Azure App configurations events enable
applications to react to changes in key-values. This eliminates code or
expensive and inefficient polling services. Events are pushed through Azure
Event Grid to subscribers. Common App configuration event scenarios include
refreshing application configuration, triggering deployment or any
configuration-oriented workflow. There is a difference between polling
mechanisms and event subscriptions where each has its advantage and can be seen
with the help of the size of the changes made to the configuration store. When
the changes are infrequent, but the scenario requires immediate responsiveness,
event-based architecture can be especially efficient. The publisher and subscribers get just the
data that has changed and as soon as the change happens which enables
downstream systems to be reactive and multiple subscribers to receive the
notifications at once. They are also relieved from implementing anything more
than a message handler. There is also the benefit that comes from the scope of
the change that is passed down to the subscribers, so they get additional
information on just what configuration has changed. If the changes become frequent, the number of
notifications is large leading up to performance bottleneck with variations in
the queue size and delays in the messages.
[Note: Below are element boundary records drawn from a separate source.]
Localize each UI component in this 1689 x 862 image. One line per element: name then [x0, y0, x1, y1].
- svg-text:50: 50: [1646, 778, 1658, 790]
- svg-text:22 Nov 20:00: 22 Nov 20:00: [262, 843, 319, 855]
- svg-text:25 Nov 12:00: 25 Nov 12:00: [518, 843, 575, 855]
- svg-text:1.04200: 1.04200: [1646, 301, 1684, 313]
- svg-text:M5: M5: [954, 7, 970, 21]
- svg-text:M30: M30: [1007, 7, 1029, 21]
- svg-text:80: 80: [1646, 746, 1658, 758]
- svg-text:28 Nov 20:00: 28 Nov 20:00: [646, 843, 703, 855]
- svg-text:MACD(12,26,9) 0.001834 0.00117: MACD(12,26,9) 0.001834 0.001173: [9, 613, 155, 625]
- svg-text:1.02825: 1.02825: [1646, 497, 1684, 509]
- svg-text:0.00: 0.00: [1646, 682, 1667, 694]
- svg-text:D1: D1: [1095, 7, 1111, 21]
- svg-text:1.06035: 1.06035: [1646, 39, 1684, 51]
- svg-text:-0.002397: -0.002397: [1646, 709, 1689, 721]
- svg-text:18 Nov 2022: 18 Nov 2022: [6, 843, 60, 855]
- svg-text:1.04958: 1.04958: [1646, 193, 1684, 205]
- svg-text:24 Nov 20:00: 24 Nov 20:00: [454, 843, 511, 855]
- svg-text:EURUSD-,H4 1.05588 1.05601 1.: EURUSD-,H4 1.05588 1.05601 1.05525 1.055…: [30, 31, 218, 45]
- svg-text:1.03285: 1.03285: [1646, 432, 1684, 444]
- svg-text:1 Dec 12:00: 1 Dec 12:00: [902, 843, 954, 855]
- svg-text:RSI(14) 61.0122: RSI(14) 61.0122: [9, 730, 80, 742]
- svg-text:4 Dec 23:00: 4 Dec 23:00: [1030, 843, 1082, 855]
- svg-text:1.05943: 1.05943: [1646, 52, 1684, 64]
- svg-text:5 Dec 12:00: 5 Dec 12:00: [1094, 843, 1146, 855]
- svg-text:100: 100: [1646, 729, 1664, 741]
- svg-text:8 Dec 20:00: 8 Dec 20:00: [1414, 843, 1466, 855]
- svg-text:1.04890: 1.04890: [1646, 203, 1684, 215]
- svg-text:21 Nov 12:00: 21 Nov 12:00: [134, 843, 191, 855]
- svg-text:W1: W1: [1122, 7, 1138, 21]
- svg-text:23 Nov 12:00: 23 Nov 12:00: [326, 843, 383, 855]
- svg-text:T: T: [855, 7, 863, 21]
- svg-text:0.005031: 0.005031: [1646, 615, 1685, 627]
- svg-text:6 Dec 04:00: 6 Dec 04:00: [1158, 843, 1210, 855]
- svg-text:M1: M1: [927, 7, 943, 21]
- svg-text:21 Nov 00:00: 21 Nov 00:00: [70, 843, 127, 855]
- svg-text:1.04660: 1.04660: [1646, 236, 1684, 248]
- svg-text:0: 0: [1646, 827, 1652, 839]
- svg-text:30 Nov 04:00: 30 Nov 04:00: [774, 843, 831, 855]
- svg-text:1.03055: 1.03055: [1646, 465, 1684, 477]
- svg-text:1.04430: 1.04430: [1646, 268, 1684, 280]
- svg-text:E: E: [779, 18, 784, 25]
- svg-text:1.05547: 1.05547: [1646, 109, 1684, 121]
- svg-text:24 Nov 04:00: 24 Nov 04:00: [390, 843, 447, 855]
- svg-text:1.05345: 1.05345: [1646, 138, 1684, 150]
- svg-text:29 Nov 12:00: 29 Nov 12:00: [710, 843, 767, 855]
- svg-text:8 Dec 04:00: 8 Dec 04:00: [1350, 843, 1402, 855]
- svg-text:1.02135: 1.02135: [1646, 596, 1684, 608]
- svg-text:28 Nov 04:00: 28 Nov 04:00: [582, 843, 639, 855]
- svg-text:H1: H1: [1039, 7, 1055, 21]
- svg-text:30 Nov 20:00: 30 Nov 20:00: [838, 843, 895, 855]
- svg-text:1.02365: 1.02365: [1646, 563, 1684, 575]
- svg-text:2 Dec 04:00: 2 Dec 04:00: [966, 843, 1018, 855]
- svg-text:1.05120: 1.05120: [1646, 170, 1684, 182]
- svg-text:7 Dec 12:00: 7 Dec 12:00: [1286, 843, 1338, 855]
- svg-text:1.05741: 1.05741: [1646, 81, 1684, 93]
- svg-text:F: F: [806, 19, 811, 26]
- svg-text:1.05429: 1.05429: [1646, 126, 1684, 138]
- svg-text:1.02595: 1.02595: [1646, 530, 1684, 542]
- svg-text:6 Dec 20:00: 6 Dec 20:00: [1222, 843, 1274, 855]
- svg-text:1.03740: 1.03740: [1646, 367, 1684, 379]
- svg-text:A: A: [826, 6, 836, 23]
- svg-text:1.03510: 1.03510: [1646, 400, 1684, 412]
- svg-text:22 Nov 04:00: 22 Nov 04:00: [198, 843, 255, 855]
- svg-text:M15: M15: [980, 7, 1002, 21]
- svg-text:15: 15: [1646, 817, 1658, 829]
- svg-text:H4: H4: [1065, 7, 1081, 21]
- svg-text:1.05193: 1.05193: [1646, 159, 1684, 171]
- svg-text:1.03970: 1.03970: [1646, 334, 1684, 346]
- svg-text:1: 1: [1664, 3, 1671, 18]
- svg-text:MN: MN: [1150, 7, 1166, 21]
Instead, when the changes span a lot of keys, it is best to get those
changes in bulk. A polling mechanism can get changes in batches over time and
then process through all those changes. It can even find only the updates that
were made from the time of the previous polling. This enables incremental updates at the
destination. Since a polling mechanism is a loop that perpetually finds
changes, if any, and applies them to the destination, it can work in the
background even as a single worker. A polling mechanism is a read-only
operation and therefore it does not need to fetch the data from the store where
the configuration is being actively updated. It can even fetch the data from a
mirror of the configuration store. Separation of the read-write store from a
read-only store helps improve the throughput for the clients that update the
configuration store. Read-only access is only for querying purposes and with a
store that is dedicated to this purpose, the configuration store can deploy a
suitable technology to host the read-only store that can assist with queries.
It is recommended that both the source and the destination of the configuration
store changes be made better suited to their purpose.